I assume/hope the following post should clarify the issue: I'm missing the point of renormalization in QFT.
We don't use two different coupling constants, we use the same constant.
The perturbative expansion is always in terms of
$$
\lambda:=G_4(p)|_{p^2=\mu^2}
$$
where $G_4=\langle\phi\phi\phi\phi\rangle$ is the four-point function and $\mu$ is some energy scale of interest. You can choose whatever $\mu$ you want, typical choices are $\mu=0$, $\mu=m$ (the pole mass), or $\mu=\sqrt s$, where $s$ is the energy of whatever process you are measuring.
Perturbative predictions always take the form
$$
A=a_0+a_1\lambda+a_2\lambda^2+\cdots
$$
where $a_i$ are numerical coefficients. This is the expression that you share with your experimental friend in order to compare to their measurements.

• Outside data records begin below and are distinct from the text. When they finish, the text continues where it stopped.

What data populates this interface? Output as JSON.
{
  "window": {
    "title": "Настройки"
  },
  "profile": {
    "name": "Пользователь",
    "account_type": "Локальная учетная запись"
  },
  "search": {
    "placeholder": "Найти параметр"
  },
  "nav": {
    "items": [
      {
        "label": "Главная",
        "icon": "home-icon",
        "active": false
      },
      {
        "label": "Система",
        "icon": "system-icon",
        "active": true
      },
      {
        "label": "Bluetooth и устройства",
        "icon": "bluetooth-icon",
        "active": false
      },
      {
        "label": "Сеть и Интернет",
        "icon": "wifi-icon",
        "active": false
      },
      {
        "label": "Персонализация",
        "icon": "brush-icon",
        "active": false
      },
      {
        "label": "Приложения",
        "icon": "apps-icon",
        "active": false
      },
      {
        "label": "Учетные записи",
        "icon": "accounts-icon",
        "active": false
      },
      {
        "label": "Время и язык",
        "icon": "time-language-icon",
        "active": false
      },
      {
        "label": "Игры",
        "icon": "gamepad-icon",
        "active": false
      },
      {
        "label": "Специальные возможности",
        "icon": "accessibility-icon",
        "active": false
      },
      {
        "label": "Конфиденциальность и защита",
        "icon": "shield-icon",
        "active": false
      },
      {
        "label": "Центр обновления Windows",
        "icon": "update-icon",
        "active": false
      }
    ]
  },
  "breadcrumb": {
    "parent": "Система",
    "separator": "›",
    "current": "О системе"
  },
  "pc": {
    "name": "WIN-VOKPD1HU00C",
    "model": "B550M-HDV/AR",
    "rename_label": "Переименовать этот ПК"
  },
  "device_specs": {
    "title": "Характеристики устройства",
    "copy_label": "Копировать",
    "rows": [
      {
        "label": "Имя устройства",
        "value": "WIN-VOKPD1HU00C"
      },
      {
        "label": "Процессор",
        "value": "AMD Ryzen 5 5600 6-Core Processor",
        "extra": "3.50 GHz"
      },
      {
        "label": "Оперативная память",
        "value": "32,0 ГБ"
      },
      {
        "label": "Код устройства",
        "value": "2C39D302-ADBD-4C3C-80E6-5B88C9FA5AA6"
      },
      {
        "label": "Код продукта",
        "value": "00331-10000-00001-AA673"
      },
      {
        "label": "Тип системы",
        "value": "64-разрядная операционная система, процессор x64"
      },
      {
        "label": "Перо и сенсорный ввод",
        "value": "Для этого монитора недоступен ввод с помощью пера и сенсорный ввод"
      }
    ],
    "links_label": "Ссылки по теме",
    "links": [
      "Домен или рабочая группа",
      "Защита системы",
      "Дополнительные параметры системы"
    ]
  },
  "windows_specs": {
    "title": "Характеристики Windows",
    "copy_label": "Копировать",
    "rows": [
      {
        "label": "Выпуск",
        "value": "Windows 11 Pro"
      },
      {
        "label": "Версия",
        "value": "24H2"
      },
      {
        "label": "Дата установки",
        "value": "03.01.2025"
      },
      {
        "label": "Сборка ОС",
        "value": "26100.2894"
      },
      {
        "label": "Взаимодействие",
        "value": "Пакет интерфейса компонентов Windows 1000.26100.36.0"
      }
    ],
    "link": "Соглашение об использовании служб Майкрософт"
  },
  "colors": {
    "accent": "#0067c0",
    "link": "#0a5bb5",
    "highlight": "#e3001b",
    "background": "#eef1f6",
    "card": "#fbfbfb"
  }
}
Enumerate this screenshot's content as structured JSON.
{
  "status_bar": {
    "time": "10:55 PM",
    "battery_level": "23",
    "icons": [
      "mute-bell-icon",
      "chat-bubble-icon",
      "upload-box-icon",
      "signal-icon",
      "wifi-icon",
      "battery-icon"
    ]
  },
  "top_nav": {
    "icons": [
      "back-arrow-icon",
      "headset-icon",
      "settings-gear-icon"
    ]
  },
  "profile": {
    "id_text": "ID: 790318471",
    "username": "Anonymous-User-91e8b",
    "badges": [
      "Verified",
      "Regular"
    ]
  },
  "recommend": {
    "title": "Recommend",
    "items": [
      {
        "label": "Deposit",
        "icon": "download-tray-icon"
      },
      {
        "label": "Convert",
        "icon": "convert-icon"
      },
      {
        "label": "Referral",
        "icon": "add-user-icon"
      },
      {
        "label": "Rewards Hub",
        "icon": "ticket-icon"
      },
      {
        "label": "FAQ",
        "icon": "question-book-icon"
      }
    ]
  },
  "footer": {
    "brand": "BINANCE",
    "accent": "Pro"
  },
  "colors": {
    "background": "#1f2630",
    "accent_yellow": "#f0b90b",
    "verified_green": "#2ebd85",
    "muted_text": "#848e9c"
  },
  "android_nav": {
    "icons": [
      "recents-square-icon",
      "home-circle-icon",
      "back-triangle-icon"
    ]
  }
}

Note that $\lambda$ is not a parameter that appears in your Lagrangian. If you let $\lambda_0$ be the coefficient of $\frac{1}{4!}\phi^4$ in your Lagrangian, then you can write $\lambda=\lambda_0+c_1\lambda_0^2+c_2\lambda_0^3+\cdots$ for some coefficients $c_i$. Of course, given that $\lambda=\lambda_0+\cdots$, you can also express the perturbative expansion of $A$ as a series in $\lambda_0$. But this is not useful, since $\lambda_0$ is unmeasurable by itself. On the other hand, $\lambda$ can be measured in the lab, and hence it is much more convenient to express predictions as a series in $\lambda$.
If you only care about tree-level calculations, you can take $\lambda=\lambda_0$, and forget about the fact that $\lambda$ and $\lambda_0$ are two different objects. But if you want to look at higher order contributions, then you have two different objects, and the distinction becomes important.